Non-invasive estimation of pressure drop across aortic coarctations: validation of 0D and 3D computational models with in vivo measurements

medRxiv [Preprint]. 2023 Sep 6:2023.09.05.23295066. doi: 10.1101/2023.09.05.23295066.

Abstract

Purpose: Blood pressure gradient (ΔP) across an aortic coarctation (CoA) is an important measurement to diagnose CoA severity and gauge treatment efficacy. Invasive cardiac catheterization is currently the gold-standard method for measuring blood pressure. The objective of this study was to evaluate the accuracy of ΔP estimates derived non-invasively using patient-specific 0D and 3D deformable wall simulations.
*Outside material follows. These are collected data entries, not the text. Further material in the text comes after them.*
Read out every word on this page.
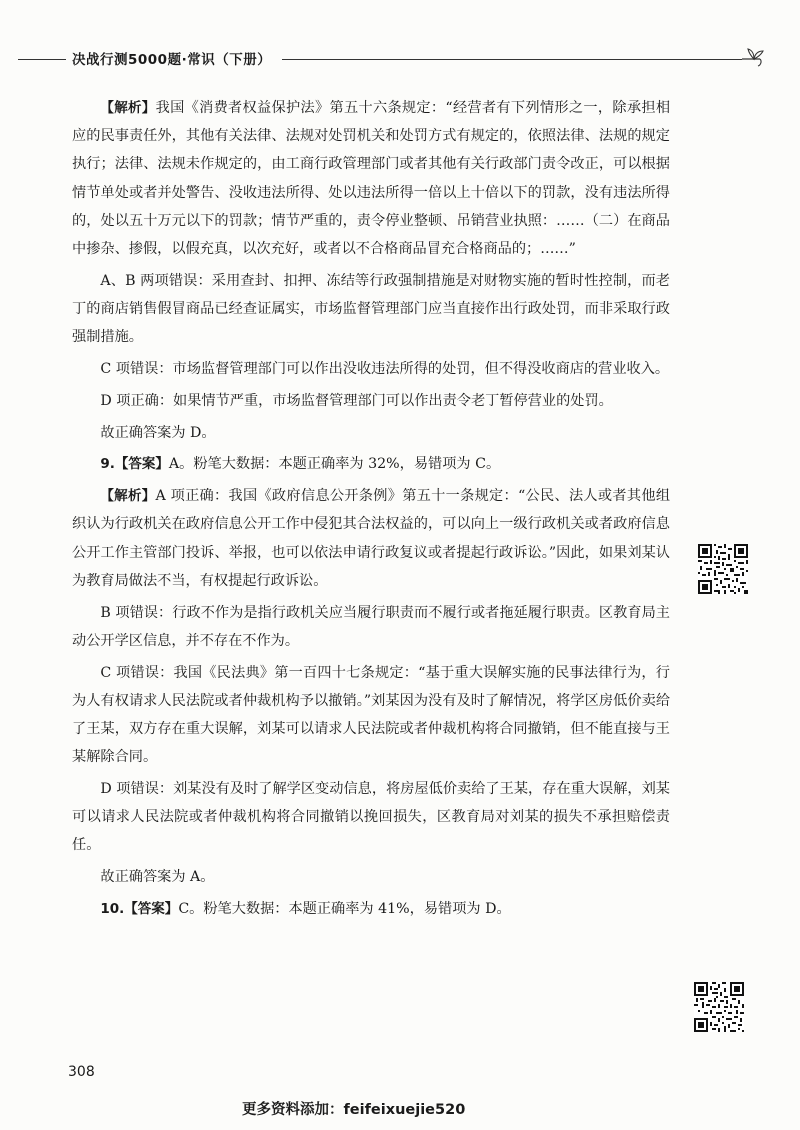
决战行测5000题·常识（下册）

【解析】我国《消费者权益保护法》第五十六条规定：“经营者有下列情形之一，除承担相应的民事责任外，其他有关法律、法规对处罚机关和处罚方式有规定的，依照法律、法规的规定执行；法律、法规未作规定的，由工商行政管理部门或者其他有关行政部门责令改正，可以根据情节单处或者并处警告、没收违法所得、处以违法所得一倍以上十倍以下的罚款，没有违法所得的，处以五十万元以下的罚款；情节严重的，责令停业整顿、吊销营业执照：……（二）在商品中掺杂、掺假，以假充真，以次充好，或者以不合格商品冒充合格商品的；……”

A、B 两项错误：采用查封、扣押、冻结等行政强制措施是对财物实施的暂时性控制，而老丁的商店销售假冒商品已经查证属实，市场监督管理部门应当直接作出行政处罚，而非采取行政强制措施。

C 项错误：市场监督管理部门可以作出没收违法所得的处罚，但不得没收商店的营业收入。

D 项正确：如果情节严重，市场监督管理部门可以作出责令老丁暂停营业的处罚。

故正确答案为 D。

9.【答案】A。粉笔大数据：本题正确率为 32%，易错项为 C。

【解析】A 项正确：我国《政府信息公开条例》第五十一条规定：“公民、法人或者其他组织认为行政机关在政府信息公开工作中侵犯其合法权益的，可以向上一级行政机关或者政府信息公开工作主管部门投诉、举报，也可以依法申请行政复议或者提起行政诉讼。”因此，如果刘某认为教育局做法不当，有权提起行政诉讼。

B 项错误：行政不作为是指行政机关应当履行职责而不履行或者拖延履行职责。区教育局主动公开学区信息，并不存在不作为。

C 项错误：我国《民法典》第一百四十七条规定：“基于重大误解实施的民事法律行为，行为人有权请求人民法院或者仲裁机构予以撤销。”刘某因为没有及时了解情况，将学区房低价卖给了王某，双方存在重大误解，刘某可以请求人民法院或者仲裁机构将合同撤销，但不能直接与王某解除合同。

D 项错误：刘某没有及时了解学区变动信息，将房屋低价卖给了王某，存在重大误解，刘某可以请求人民法院或者仲裁机构将合同撤销以挽回损失，区教育局对刘某的损失不承担赔偿责任。

故正确答案为 A。

10.【答案】C。粉笔大数据：本题正确率为 41%，易错项为 D。

308
更多资料添加：feifeixuejie520
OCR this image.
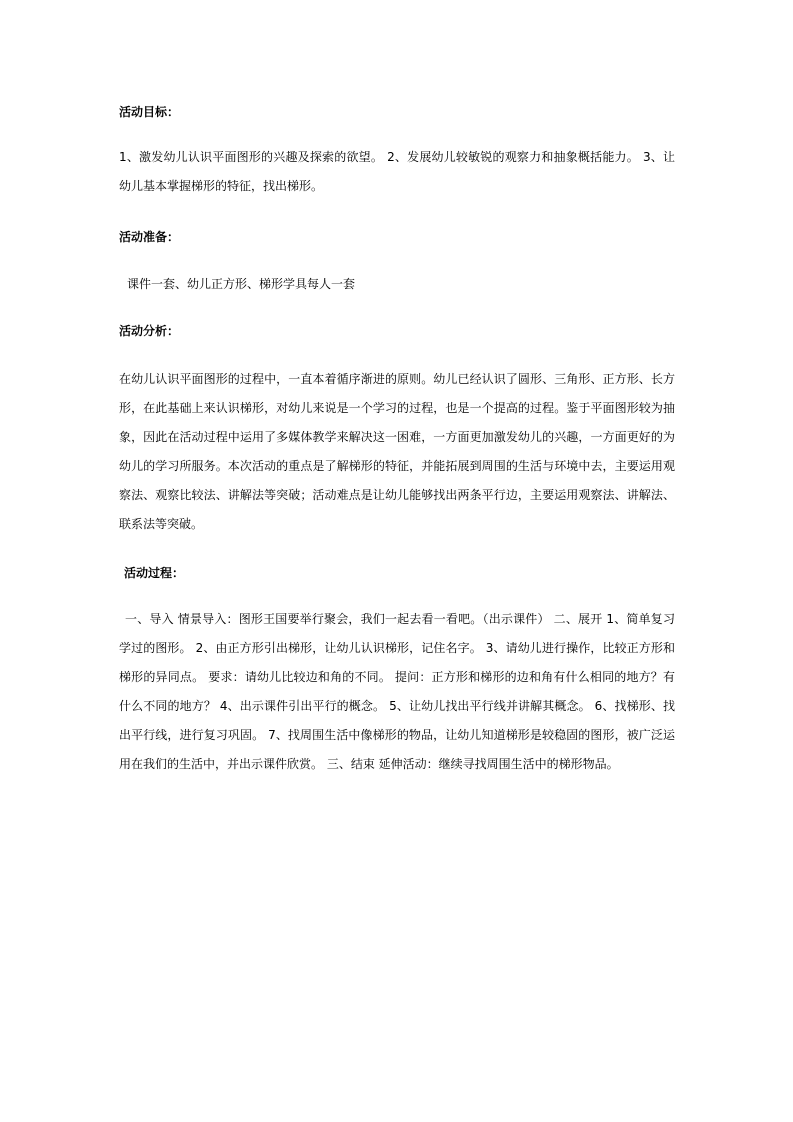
活动目标：
1、激发幼儿认识平面图形的兴趣及探索的欲望。 2、发展幼儿较敏锐的观察力和抽象概括能力。 3、让幼儿基本掌握梯形的特征，找出梯形。
活动准备：
课件一套、幼儿正方形、梯形学具每人一套
活动分析：
在幼儿认识平面图形的过程中，一直本着循序渐进的原则。幼儿已经认识了圆形、三角形、正方形、长方形，在此基础上来认识梯形，对幼儿来说是一个学习的过程，也是一个提高的过程。鉴于平面图形较为抽象，因此在活动过程中运用了多媒体教学来解决这一困难，一方面更加激发幼儿的兴趣，一方面更好的为幼儿的学习所服务。本次活动的重点是了解梯形的特征，并能拓展到周围的生活与环境中去，主要运用观察法、观察比较法、讲解法等突破；活动难点是让幼儿能够找出两条平行边，主要运用观察法、讲解法、联系法等突破。
活动过程：
一、导入 情景导入：图形王国要举行聚会，我们一起去看一看吧。（出示课件） 二、展开 1、简单复习学过的图形。 2、由正方形引出梯形，让幼儿认识梯形，记住名字。 3、请幼儿进行操作，比较正方形和梯形的异同点。 要求：请幼儿比较边和角的不同。 提问：正方形和梯形的边和角有什么相同的地方？有什么不同的地方？ 4、出示课件引出平行的概念。 5、让幼儿找出平行线并讲解其概念。 6、找梯形、找出平行线，进行复习巩固。 7、找周围生活中像梯形的物品，让幼儿知道梯形是较稳固的图形，被广泛运用在我们的生活中，并出示课件欣赏。 三、结束 延伸活动：继续寻找周围生活中的梯形物品。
Methods: Medical imaging and routine clinical measurements were used to create patient-specific models of patients with CoA (N=17). 0D simulations were performed first and used to tune boundary conditions and initialize 3D simulations. ΔP across the CoA estimated using both 0D and 3D simulations were compared to invasive catheter-based pressure measurements for validation.

Results: The 0D simulations were extremely efficient (~15 secs computation time) compared to 3D simulations (~30 hrs computation time on a cluster). However, the 0D ΔP estimates, unsurprisingly, had larger mean errors when compared to catheterization than 3D estimates (12.1 ± 9.9 mmHg vs 5.3 ± 5.4 mmHg). In particular, the 0D model performance degraded in cases where the CoA was adjacent to a bifurcation. The 0D model classified patients with severe CoA requiring intervention (defined as ΔP20 mmHg) with 76% accuracy and 3D simulations improved this to 88%.

Conclusion: Overall, a combined approach, using 0D models to efficiently tune and launch 3D models, offers the best combination of speed and accuracy for non-invasive classification of CoA severity.

Keywords: aortic coarctation; computational fluid dynamics; hemodynamics.